07 May 2015, C. Leeham Co: Last week we looked at Airbus first quarter result and compared its commercial aircraft unit with Boeing’s. Now with do the same with Bombardier and Embraer. As both have sizeable Business jet businesses we will include these in the analysis as they share many technologies and developments with the commercial aircraft.
Embraer reported their results last week and Bombardier today. Both reported quarters in the aerospace area which were a bit inferior to last years first quarter and for the same reason, the Biz jet market has gone soft.
Bombardier, who has a larger proportion of its turn-over in Biz jets, has managed this better, it has delivered more aircraft and generated slightly higher revenue and profits from the area but new orders has been slower.
Embraer does separate its business segments for revenue but not for profits. It reports that the lower revenue and profit for the quarter was mainly because the Biz jet area delivered fewer aircraft at less margin. Commercial aircraft deliveries were strong, with good efficiencies in the production and delivery of E-Jets.
Deliveries, revenue and sales
Bombardier delivered more commercial aircraft (13 CRJ900s, one CRJ1000 and eight Q400s) than Embraer who delivered 20 E175s in the quarter. On the Biz jet side Bombardier delivered 45 aircraft versus 12 for Embraer. Revenues for Civil aircraft and Biz jets were $673m + $1537m = $2210m for Bombardier and $662m + $167m = $829m for Embraer .

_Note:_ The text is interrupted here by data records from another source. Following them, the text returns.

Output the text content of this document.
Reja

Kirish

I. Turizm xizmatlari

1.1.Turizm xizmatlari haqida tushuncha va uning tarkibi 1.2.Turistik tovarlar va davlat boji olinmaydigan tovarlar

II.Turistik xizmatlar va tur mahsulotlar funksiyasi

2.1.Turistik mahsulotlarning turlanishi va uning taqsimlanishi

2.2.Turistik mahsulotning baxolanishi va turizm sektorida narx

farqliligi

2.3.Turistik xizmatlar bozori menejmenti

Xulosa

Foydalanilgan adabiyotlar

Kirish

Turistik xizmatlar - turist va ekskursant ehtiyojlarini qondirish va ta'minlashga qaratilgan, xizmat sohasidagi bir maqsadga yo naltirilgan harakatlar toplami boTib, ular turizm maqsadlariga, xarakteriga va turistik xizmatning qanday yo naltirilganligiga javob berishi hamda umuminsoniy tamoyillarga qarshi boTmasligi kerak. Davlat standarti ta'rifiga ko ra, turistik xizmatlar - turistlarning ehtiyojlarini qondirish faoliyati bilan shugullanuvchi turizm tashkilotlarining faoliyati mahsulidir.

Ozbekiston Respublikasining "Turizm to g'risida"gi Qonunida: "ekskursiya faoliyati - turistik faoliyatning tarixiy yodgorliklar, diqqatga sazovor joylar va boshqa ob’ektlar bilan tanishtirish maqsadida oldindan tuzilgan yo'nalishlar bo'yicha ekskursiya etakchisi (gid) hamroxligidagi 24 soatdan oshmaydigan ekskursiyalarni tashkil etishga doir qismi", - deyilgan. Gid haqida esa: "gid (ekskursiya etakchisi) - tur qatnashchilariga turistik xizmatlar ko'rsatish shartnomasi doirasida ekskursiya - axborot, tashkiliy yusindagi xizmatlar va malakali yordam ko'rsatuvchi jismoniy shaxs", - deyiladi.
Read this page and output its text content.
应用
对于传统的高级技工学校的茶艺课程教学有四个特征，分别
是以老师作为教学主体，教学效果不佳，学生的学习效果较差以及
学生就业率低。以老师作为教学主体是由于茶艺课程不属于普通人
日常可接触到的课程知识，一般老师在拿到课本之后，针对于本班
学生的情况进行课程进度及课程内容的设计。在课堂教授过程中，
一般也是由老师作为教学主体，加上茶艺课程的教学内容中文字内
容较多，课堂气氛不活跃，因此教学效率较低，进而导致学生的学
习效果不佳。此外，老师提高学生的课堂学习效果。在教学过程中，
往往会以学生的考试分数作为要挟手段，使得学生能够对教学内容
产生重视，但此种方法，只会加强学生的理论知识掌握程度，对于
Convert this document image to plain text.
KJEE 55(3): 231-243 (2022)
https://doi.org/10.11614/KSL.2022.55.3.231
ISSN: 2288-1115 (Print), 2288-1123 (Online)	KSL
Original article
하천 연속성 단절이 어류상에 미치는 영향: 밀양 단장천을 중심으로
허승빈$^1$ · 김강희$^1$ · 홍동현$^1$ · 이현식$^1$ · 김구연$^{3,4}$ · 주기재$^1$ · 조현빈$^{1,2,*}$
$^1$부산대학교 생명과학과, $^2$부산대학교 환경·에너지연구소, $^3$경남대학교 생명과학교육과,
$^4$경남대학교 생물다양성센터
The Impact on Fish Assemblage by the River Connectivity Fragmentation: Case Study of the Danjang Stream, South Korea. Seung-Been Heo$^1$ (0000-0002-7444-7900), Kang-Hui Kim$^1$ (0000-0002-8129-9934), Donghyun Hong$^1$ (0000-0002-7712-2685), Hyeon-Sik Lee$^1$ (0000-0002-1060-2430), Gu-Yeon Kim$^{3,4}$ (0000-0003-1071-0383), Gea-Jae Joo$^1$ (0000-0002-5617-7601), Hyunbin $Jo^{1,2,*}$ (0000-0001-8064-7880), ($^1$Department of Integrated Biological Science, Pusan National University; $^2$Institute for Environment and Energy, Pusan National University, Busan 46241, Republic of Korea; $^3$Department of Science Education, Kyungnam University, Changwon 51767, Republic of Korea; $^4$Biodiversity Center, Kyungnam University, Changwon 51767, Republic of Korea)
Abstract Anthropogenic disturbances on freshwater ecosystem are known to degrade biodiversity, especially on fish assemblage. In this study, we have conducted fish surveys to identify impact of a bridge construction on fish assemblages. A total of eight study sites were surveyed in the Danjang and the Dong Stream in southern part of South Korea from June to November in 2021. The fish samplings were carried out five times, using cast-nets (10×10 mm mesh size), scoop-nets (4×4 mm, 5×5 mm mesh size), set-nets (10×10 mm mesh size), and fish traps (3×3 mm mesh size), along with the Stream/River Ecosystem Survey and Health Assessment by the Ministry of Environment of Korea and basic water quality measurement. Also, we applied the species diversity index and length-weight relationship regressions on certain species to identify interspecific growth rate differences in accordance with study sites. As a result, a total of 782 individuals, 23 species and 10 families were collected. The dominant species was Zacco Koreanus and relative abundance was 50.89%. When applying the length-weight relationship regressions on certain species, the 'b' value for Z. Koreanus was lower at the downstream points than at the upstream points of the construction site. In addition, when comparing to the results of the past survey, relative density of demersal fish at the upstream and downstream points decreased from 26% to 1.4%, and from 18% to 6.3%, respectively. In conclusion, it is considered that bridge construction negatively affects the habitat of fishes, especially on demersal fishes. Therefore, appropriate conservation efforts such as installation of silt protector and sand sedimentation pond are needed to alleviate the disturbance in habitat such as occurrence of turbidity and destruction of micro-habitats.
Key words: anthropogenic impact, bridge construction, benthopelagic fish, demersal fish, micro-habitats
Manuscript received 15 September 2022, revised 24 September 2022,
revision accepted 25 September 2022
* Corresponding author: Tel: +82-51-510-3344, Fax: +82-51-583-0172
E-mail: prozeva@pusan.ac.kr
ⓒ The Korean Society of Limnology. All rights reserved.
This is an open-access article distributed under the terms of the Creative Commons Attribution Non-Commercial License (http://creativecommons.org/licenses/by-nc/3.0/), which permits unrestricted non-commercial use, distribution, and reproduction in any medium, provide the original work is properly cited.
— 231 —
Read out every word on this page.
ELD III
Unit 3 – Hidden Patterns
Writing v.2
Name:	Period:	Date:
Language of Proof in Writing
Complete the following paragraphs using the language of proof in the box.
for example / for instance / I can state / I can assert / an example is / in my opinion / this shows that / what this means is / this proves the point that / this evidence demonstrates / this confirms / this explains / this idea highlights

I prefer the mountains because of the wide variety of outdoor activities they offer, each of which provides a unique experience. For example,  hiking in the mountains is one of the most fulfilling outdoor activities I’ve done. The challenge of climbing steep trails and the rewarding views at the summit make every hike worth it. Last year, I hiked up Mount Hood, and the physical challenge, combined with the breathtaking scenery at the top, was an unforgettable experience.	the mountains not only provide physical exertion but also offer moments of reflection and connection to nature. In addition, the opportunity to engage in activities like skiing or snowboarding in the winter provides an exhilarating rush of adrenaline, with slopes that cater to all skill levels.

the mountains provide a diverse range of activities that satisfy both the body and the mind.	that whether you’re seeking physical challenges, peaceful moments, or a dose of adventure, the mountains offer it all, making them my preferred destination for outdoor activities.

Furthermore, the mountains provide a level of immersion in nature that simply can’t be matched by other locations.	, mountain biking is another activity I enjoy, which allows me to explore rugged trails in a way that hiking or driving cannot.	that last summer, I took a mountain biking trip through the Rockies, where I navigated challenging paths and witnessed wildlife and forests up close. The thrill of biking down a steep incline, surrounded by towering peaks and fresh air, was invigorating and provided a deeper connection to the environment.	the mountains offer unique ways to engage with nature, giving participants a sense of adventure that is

Sales were good for Embraer in the Quarter as backlog only decreased with $0.5bn from $20.9bn 4Q 2014, backlog of E-Jets stand at 454 which is around 4 years of production. Backlog at Bombardier Commercial aircraft stayed put at $12.5bn while it went down $0.6bn at Biz jets to $23.4bn. The major portion of the commercial aircraft backlogs are for CSeries with 243 aircraft. The backlog for CRJ stands at 90 aircraft which is 18 months production and for Q series at 52 aircraft which is close to two years production.
Profitability and free cash flow
The two groups have totally opposing fortunes in their respective divisions. At Bombardier the Biz jet side is earning the money with $107m earned during the Quarter whereas the commercial side is losing money with -$10m. This shows that Bombardier keep the Civil airliner revenue and production going with CRJ and Q-series to cover the divisions fixed costs but badly needs CSeries to regain profitability in the division.
At the quarterly announcement, the new CEO, Alain Bellemare, also said that certification of CSeries will be made during 2015 but that the announced first customer, Swiss, would only take the first series aircraft mid 2016. As the CSeries will be produced at a loss for first years the commercial side will stay in negative cash flow for years to come. Until the CSeries is program profitable at a development and tooling cost of around $5bn it will take decades.
Free cash flow for the quarter was down to -$745m from -$915m a year ago, the result of restructuring and a halt to the Learjet 85 program.
For Embraer it is the other way around. The commercial aircraft side is the revenue and profit generator with the Business aircraft side generating more modest results. The reason is that whereas the Biz jets for Bombardier is mainly profitable mid-sized and large Biz jets the Embraer Biz jets are mainly small and mid size which generate less revenue and profits.
Free cash flow 1Q 2015 for Embraer was -$530m compared to -$446m 1Q 2014. The company said that investments in R&D for the year will be around $300m.
Embraer might be the world’s third largest producer of civil airliners but the civil aeronautical sector is less than half as large as Bombardier’s. Embraer’s commercial aircraft sector is more successful however with deliveries of E-Jets close to 100 per year with a backlog of 450 E-Jet of both the legacy and the new E2 type. It has also streamlined the present product line with a newly refreshed E175 being the main delivery and at good margins.
Bombardier on the other hand is the world’s dominant large Biz jet producer together with Gulfstream. This is where the revenue and profits are with prices in the same league as for a regional jet. This is why the development of the top of the line Global 7000 and 8000 are almost as important to Bombardier as the CSeries, as these will continue the groups profitability together with the train division and pay the bills until CSeries can be produced at a profit.
Bombardier has raised a significant amount of cash to pay for the load the CSeries places on the group. During the last six months new shares and loans have raised the cash position from $3.8bn to $6bn. This shall now cover the period until CSeries and Global 7000/8000 can contribute to the bottom line. The new management is also dressing the Train division for co-operations with a minority stake IPO planned for end of this year.